May 25, 2007 | Unregistered CommenterChristian Graus
On the last Crue tour, Tommy did his DJ thing as his solo. I never saw the Providence Civic Center crowd disappear like that! A bulk of the people left for the bathrooms and concessions while Tommy tried to get the crowd going with his schtick. It was boring to say the least. This was not the crowd for that kind of music and he was impressing only himself. The crowd was a mix of applause and loud boos.
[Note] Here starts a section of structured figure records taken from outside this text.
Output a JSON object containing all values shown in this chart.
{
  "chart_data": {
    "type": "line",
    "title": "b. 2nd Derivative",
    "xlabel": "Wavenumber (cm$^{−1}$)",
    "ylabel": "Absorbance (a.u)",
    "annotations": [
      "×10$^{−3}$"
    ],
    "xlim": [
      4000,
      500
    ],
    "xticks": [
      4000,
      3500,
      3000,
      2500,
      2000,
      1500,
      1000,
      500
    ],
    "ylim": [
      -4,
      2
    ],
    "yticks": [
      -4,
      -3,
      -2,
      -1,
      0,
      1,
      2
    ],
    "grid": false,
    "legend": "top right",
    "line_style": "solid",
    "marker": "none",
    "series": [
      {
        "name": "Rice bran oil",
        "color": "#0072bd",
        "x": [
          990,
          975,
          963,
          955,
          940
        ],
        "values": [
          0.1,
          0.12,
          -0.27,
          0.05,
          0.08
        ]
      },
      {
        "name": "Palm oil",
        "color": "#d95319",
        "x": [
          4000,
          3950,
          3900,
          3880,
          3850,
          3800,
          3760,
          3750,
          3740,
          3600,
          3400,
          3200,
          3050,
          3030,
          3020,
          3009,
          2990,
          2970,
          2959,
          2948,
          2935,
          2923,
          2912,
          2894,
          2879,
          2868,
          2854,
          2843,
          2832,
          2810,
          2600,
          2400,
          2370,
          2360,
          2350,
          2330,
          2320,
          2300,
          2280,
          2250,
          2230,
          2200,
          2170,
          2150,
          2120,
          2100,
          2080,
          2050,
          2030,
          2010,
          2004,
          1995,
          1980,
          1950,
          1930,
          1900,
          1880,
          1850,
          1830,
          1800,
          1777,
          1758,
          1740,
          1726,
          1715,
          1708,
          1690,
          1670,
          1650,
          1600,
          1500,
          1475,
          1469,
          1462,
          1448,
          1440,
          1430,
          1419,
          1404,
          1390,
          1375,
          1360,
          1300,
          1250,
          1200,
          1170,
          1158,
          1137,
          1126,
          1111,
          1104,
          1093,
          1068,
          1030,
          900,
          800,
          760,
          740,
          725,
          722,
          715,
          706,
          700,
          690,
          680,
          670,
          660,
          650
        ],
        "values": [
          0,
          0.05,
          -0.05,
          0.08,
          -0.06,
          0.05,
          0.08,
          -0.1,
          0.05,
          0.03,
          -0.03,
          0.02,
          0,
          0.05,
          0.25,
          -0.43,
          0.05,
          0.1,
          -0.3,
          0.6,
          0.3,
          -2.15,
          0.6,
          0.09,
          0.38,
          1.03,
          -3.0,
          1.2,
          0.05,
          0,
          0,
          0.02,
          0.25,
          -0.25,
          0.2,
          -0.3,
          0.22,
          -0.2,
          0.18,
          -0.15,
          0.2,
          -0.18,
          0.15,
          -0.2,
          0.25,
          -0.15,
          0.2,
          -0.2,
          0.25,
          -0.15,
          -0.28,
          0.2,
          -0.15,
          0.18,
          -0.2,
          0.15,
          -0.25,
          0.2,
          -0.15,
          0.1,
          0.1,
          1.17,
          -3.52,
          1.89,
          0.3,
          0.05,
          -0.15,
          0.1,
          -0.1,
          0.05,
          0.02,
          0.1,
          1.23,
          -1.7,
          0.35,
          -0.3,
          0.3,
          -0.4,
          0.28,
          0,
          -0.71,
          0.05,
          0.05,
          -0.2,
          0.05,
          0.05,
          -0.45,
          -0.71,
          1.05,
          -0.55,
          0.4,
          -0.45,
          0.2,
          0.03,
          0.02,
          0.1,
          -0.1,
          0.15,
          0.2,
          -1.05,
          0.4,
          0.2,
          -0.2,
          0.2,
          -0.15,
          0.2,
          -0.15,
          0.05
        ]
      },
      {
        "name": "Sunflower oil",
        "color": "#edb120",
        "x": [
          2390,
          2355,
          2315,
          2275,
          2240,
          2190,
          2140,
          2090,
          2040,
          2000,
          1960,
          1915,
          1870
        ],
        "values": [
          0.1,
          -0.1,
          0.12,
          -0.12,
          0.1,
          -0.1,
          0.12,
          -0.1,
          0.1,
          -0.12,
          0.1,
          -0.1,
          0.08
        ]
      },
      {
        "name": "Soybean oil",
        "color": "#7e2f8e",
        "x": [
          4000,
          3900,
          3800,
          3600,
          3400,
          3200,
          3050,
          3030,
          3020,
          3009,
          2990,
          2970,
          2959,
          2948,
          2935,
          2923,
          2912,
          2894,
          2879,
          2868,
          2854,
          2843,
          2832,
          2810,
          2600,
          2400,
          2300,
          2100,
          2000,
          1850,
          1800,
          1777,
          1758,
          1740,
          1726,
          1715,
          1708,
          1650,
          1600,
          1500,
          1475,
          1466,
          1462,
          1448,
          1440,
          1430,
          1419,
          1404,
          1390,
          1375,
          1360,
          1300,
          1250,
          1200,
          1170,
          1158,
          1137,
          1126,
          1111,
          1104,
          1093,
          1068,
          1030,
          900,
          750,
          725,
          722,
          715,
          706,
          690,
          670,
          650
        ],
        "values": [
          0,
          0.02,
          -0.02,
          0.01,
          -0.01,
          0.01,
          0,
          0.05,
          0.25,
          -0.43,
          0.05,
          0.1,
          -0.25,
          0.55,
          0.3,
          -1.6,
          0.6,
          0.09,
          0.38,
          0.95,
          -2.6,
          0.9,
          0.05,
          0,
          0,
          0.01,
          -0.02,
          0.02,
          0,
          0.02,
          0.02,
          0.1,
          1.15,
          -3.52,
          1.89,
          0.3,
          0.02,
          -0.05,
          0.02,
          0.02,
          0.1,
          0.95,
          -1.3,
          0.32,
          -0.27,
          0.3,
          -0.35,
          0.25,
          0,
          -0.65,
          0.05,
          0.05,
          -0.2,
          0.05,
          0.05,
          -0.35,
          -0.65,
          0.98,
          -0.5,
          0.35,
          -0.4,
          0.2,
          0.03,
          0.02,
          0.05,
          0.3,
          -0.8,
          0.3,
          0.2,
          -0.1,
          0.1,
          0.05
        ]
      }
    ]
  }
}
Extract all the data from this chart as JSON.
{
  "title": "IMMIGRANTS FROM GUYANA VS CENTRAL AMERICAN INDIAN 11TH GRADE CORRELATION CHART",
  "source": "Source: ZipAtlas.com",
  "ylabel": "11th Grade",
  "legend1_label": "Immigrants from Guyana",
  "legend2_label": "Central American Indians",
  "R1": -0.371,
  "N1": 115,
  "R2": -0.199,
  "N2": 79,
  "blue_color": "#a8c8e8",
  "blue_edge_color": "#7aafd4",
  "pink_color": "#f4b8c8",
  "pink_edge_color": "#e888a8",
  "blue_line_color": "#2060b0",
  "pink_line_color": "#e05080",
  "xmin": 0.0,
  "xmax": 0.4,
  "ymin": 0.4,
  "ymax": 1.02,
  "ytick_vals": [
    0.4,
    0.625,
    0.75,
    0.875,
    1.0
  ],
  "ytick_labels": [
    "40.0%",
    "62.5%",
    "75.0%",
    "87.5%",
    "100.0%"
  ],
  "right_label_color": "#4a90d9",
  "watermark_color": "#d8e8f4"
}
May 26, 2007 | Unregistered CommenterRhodeislandrock
I understand the promoters lost over $16,000.00 on this show. Tommy was paid a guarantee of $25K to be there, and the venue brought in less than $4K in ticket sales.

Live and learn, guys.
June 10, 2007 | Unregistered CommenterCrue Fan
It is almost like he slaps his fans in the face when you watch him Dj. Sorry we are no longer 19 with are hats turned sideways cheering you on the way you want. Making fun of the crowd taking pics of you while your on stage is fucked up Tommy. We are what made you what you are today. Maybe this is the first time you have been on stage not getting the rection you want .... what does that tell you .... get back behing your drum kit!
August 15, 2007 | Unregistered CommenterCrue Fan
I love tommys music. Ill admit id rather see him play his drums but he has always said the reason he takes such a liking to rap r&b and techno is the rythm. When it comes down to it he loves rythm. Its really hard for a musician to play the same thing forever. Im a guitar player and honestley i can only play glam for so long before i have to take a break. Tommys been doing this for way longer then me so i can imagine how he feels. I will admit though Motley is much better then any techno.
October 18, 2007 | Unregistered Commenterdirty angel
Electronic music rocks. You really need to be exposed to it for a while before you really appreciate it. It's not the simple repetitive stuff that most people make it out to be - it can be very deep and moving.

But I can understand you not liking that he didn't perform.